Estas descobertas não foram obra de um grupo de homens, não tão diferentes dos nossos provérbios, canções e lendas populares. Elas nos dadas por homens de gênio, cujos nomes e outras descobertas foram perdidas ou esquecidas. O mesmo vale para a extração de metais, a tecelagem, a elaboração de leis, a construção de estradas e aquedutos, e as mil outras artes que se tornaram parte integrante da nossa civilização. Nenhuma das descobertas das quais o século XIX é tão orgulhoso, possuem o caráter de ser perene e consubstancial com a vida civilizada. Sabemos que a ciência da eletricidade pode ser perdida e desaparecer por um curto-circuito mental. Nossa química atual - em constante transformação - é codificada por uma agonizante tortura de hipóteses mutualmente destrutivas sobre átomos. O próprio fundamento da teoria de Pasteur está se desintegrando; e os nossos recipientes com soros e antitoxinas estão se perguntando se os micróbios se tornaram imunes aos métodos do passado.  Em resumo, parece que a estabilidade das descobertas é inversamente proporcional à sua frequência e facilidade, e que a natureza exige tempo e deliberação.

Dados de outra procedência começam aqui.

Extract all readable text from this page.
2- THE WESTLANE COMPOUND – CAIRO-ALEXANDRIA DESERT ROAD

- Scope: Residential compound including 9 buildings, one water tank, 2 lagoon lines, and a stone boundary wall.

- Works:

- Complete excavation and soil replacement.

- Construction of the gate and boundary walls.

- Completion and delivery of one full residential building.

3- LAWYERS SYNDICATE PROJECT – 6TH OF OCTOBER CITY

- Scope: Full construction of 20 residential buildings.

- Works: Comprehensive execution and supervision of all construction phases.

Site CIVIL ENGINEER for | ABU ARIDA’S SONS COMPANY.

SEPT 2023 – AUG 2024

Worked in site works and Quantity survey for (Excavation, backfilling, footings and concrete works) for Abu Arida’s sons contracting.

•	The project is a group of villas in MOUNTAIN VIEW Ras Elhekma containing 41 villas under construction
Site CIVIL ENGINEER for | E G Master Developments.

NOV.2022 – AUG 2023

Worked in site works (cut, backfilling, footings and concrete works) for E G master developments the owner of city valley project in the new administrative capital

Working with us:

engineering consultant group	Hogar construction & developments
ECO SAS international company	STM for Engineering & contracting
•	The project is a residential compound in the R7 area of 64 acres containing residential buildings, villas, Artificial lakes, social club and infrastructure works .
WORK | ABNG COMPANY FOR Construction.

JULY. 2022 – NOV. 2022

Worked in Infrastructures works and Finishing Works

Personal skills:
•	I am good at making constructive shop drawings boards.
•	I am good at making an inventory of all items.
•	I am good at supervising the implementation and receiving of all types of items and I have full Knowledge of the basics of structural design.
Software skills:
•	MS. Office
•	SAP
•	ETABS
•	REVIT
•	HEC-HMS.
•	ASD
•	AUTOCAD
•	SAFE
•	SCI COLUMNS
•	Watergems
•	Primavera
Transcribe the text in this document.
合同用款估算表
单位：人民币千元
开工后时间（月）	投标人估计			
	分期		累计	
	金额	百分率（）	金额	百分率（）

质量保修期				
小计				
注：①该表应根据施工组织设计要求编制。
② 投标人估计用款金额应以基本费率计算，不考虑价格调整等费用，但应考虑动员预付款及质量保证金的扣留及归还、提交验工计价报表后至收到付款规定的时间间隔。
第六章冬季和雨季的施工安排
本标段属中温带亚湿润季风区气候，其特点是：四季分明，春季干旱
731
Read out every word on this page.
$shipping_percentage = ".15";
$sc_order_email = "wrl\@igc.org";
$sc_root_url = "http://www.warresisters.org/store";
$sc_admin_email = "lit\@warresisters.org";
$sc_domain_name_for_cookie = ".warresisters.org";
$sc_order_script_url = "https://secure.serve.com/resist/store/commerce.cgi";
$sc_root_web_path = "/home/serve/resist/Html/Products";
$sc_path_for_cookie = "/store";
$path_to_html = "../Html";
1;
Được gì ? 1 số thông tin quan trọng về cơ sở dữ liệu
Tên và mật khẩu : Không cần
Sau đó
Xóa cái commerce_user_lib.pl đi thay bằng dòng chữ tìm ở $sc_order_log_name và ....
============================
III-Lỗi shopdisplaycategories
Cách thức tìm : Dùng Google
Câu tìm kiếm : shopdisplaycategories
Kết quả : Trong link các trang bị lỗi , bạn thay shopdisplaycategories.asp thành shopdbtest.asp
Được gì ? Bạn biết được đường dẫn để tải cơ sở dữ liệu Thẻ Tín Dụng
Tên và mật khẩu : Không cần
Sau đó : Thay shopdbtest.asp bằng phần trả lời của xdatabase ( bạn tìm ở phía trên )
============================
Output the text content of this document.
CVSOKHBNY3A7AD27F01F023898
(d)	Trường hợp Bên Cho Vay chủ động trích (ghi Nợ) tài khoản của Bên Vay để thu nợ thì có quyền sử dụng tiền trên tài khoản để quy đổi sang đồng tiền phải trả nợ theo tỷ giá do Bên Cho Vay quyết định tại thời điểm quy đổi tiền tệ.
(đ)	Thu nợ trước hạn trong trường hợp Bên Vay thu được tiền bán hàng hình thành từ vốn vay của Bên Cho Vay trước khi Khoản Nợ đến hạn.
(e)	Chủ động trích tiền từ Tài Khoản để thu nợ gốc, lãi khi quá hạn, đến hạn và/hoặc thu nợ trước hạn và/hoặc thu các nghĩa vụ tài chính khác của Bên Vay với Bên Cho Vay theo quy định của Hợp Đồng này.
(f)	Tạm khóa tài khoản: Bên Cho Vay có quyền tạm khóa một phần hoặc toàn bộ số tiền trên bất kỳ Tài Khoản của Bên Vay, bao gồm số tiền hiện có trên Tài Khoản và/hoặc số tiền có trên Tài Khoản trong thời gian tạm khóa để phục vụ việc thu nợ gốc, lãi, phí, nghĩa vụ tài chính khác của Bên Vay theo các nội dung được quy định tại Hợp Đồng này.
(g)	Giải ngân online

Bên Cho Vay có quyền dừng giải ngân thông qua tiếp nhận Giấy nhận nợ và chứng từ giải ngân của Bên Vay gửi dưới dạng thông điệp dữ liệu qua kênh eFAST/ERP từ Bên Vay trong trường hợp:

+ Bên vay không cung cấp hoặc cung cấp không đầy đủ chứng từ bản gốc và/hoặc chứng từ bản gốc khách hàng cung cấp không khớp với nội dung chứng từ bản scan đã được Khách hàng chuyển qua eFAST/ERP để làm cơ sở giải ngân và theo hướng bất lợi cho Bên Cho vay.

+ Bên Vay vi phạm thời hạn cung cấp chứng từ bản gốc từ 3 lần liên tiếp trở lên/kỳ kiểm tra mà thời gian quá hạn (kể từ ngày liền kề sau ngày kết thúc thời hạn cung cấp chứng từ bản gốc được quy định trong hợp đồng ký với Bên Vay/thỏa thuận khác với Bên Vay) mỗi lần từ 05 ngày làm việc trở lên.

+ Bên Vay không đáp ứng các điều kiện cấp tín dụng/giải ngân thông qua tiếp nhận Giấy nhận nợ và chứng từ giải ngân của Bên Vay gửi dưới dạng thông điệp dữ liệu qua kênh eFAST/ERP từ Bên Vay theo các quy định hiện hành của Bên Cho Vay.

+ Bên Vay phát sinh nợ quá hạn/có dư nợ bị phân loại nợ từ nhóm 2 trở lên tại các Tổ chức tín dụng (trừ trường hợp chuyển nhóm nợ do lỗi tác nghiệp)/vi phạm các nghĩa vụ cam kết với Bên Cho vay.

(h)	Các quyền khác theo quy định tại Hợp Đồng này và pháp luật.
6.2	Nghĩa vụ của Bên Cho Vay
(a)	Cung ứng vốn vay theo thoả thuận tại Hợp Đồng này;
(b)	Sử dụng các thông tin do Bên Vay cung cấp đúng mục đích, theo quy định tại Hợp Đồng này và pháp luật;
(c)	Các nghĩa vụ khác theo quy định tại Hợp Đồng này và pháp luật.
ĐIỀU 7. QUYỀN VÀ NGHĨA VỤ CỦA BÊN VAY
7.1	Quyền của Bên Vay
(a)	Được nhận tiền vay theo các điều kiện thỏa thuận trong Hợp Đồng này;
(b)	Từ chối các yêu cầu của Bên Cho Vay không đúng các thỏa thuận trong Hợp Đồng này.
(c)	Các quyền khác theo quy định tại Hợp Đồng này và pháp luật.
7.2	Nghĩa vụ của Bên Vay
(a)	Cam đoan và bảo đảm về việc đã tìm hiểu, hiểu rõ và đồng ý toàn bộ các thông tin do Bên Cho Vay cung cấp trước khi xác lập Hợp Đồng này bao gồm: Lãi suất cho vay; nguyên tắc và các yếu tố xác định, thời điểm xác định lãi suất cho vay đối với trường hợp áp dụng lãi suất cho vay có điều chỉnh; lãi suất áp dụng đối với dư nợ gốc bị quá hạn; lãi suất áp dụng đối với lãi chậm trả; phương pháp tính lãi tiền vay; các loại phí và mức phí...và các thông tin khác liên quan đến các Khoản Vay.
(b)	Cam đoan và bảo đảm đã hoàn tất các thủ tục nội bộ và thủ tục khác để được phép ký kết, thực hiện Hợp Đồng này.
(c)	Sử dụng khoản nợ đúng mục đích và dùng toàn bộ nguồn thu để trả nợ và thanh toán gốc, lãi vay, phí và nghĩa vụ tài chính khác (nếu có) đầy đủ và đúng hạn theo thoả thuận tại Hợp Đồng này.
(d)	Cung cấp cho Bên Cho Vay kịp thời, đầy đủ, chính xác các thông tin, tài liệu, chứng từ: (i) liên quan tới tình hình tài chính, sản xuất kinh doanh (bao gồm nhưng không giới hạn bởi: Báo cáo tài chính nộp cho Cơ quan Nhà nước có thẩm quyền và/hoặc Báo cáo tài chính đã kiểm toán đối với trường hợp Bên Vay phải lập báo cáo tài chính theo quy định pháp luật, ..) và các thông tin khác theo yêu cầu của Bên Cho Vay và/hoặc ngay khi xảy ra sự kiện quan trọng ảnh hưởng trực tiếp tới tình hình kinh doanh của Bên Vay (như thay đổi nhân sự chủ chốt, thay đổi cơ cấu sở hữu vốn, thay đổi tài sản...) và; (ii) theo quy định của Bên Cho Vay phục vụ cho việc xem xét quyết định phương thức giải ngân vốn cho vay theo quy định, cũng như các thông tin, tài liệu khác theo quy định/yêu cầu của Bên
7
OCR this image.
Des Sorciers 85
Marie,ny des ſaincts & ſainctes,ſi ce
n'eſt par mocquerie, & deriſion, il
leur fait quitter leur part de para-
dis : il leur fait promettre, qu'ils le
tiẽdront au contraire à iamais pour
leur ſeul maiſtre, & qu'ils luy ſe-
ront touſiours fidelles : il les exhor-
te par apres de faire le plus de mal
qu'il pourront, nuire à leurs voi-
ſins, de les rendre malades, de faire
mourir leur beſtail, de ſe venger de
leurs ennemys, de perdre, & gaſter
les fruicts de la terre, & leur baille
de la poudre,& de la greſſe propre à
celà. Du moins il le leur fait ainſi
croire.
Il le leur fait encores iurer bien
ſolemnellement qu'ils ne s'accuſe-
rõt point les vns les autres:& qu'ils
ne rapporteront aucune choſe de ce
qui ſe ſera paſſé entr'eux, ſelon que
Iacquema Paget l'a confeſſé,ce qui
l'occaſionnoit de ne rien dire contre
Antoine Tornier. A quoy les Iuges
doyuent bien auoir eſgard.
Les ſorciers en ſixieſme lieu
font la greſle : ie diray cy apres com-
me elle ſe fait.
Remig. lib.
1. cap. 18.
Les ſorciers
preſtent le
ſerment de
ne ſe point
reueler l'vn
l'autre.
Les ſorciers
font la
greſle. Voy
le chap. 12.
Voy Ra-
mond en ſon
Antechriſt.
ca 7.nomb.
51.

Agora, a pressa demasiada é uma característica do século XIX, assim como também o acanhamento e o preconceito. Esta pressa, que é prejudicial para os trabalhos mentais como também para os do corpo, tem aumentado constantemente desde 1800 até 114 anos depois, assumindo que o século seguinte, realmente começou com a primeira Batalha de Marne. Este excesso de pressa tem um lado bom. Isso nos deu as ferrovias, os navios a vapor, o telégrafo, os automóveis, os telefones e todas as outras órgãos de velocidade. Mas estes eram meras coisas físicas. No mundo mental a precipitação tem sido perniciosa. Faz-nos supor que aqueles problemas que ainda estão nos primeiros estágios de solução já foram liquidados e decididos; que as instituições detestáveis e defeituosas são perfeitas e imutáveis; que as reputações usurpadas são imortais. Nestes tempos degenerados, a fabricação de uma falsa glória tornou-se uma indústria comum, testemunhados isso nos estúpidos monumentos que sobrecarregam os nossos parques e praças, e nos nomes tolos que nossas ruas são batizadas.